Castle Clinton is about two blocks from Fort Amsterdam, which was the headquarters for the city of New Amsterdam, which was later renamed New York. The castle is circular in shape and was constructed between 1808 and 1811 for the purpose of guarding New York City against attacks by the British in 1812. Castle Clinton was built on a small island, but became part of Manhattan Island when the water separating them was filled with landfill. The fort was initially open-air, but was later covered with a roof in 1821 to serve such functions as an exhibition hall, promenade, opera house, as well as a beer garden.
Castle Clinton became a popular tourist attraction when it housed the New York City Aquarium from 1896 until 1941. Presently, it serves as an entry to visitors heading to the Statue of Liberty. Castle Clinton was designated a national monument courtesy of Walter D. Binger and Albert S. Bard in 1957. It was rehabilitated in the 1970s and is managed by the National Park Service.

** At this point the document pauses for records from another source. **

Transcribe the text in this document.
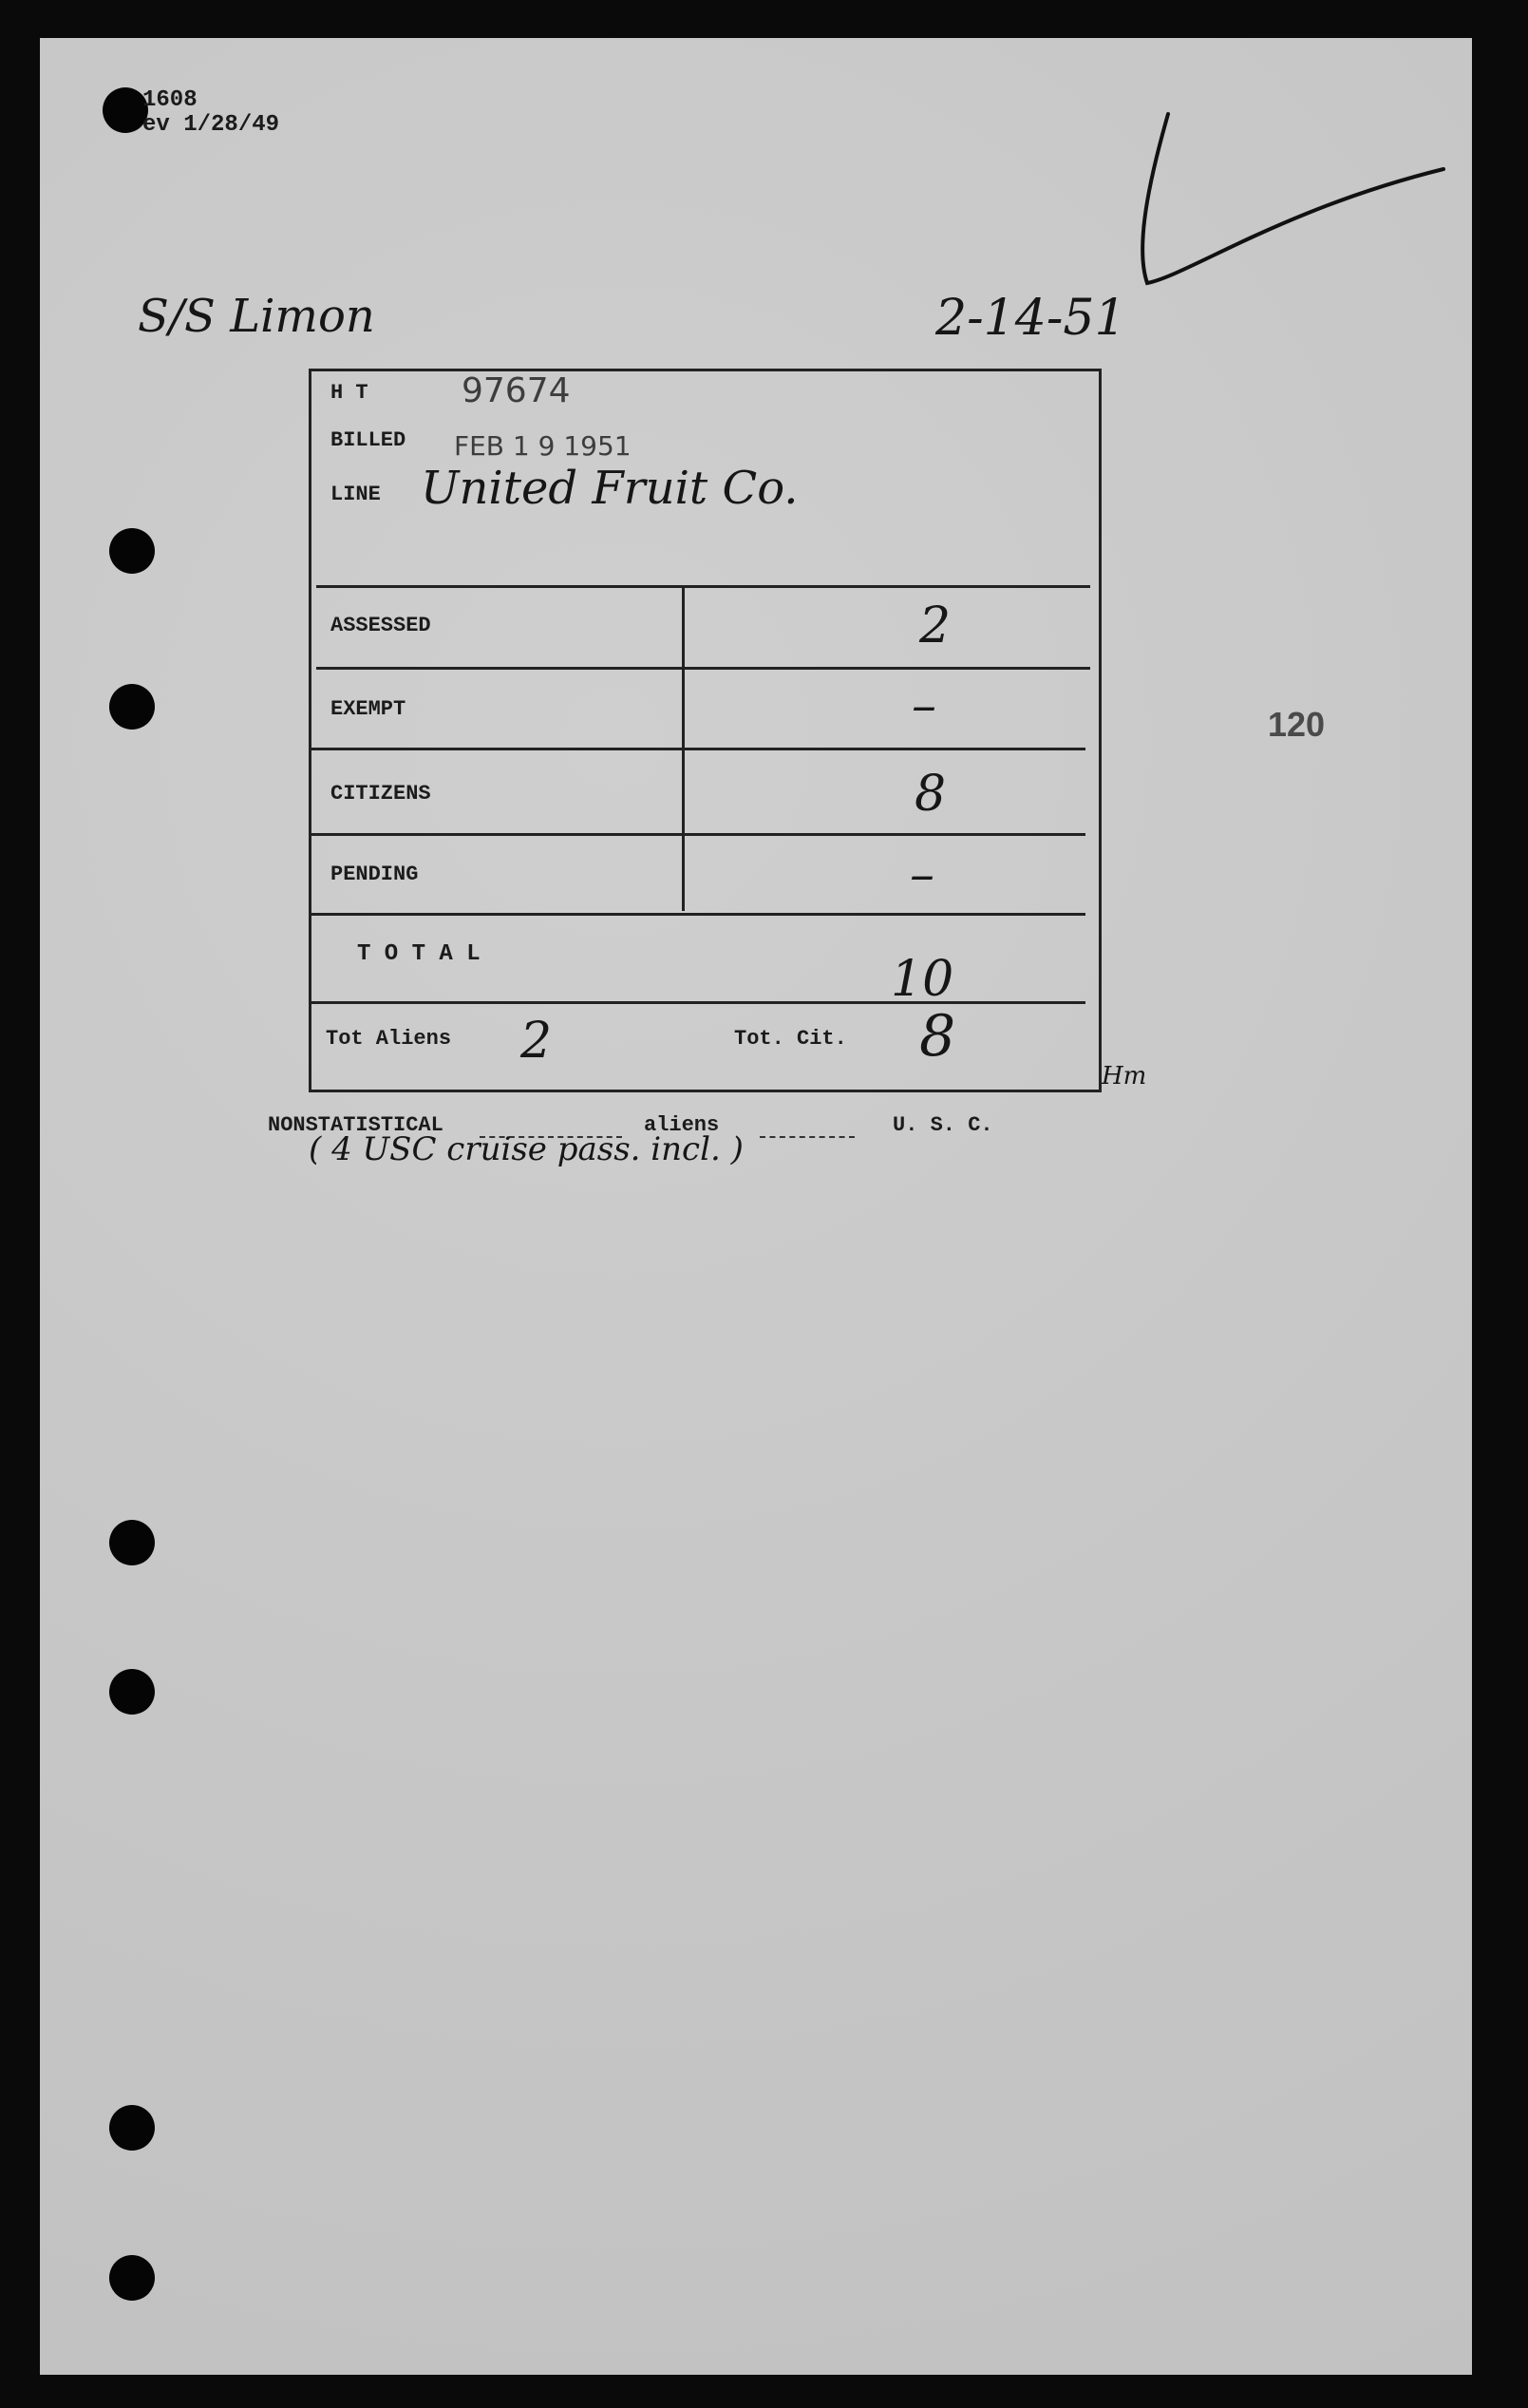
1608
ev 1/28/49
S/S Limon	2-14-51
H T	97674
BILLED FEB 1 9 1951
LINE United Fruit Co.
ASSESSED	2
EXEMPT	–
CITIZENS	8
PENDING	–
T O T A L	10
Tot Aliens 2	Tot. Cit. 8
Hm
NONSTATISTICAL	aliens	U. S. C.
( 4 USC cruise pass. incl. )
120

Castle Clinton was named after the New York Governor, Mayor Dewitt Clinton, in 1815. The United States Army initially leased Castle Clinton to New York City for entertainment purposes in 1821, and it was opened as Castle Garden on July 3, 1824, operating as a centre for exhibitions, theatre, promenade, and beer garden among many other entertainment functions. Some of the musicians who performed at Castle Garden during the 1850s included Jenny Lind (Swedish soprano), Lola Montez (European dancer), Louis-Antoine Jullien (French conductor and composer), and the Max Maretzeka Italian Opera Company. On October 15, 1996, Castle Clinton was added to the National Register of Historic Places.
Castle Clinton was the first immigrant processing center in the United States, dating back to the early nineteenth century. The center was under control of the State of New York until April 18, 1890, when the federal government took control of immigration, and moved the site to Ellis Island on January 2, 1892.
Castle Clinton is a popular tourist attraction for sightseers, theatergoers, and immigrants. The castle has evolved over the years since its initial purpose as a fort to prevent the British invasion in 1812.
Robert Moses, New York Park Commissioner, planned to demolish Castle Clinton in 1941 in order to build a crossing between Brooklyn and Battery. However, his plan was opposed by the public as it would have led to the loss of a national treasure.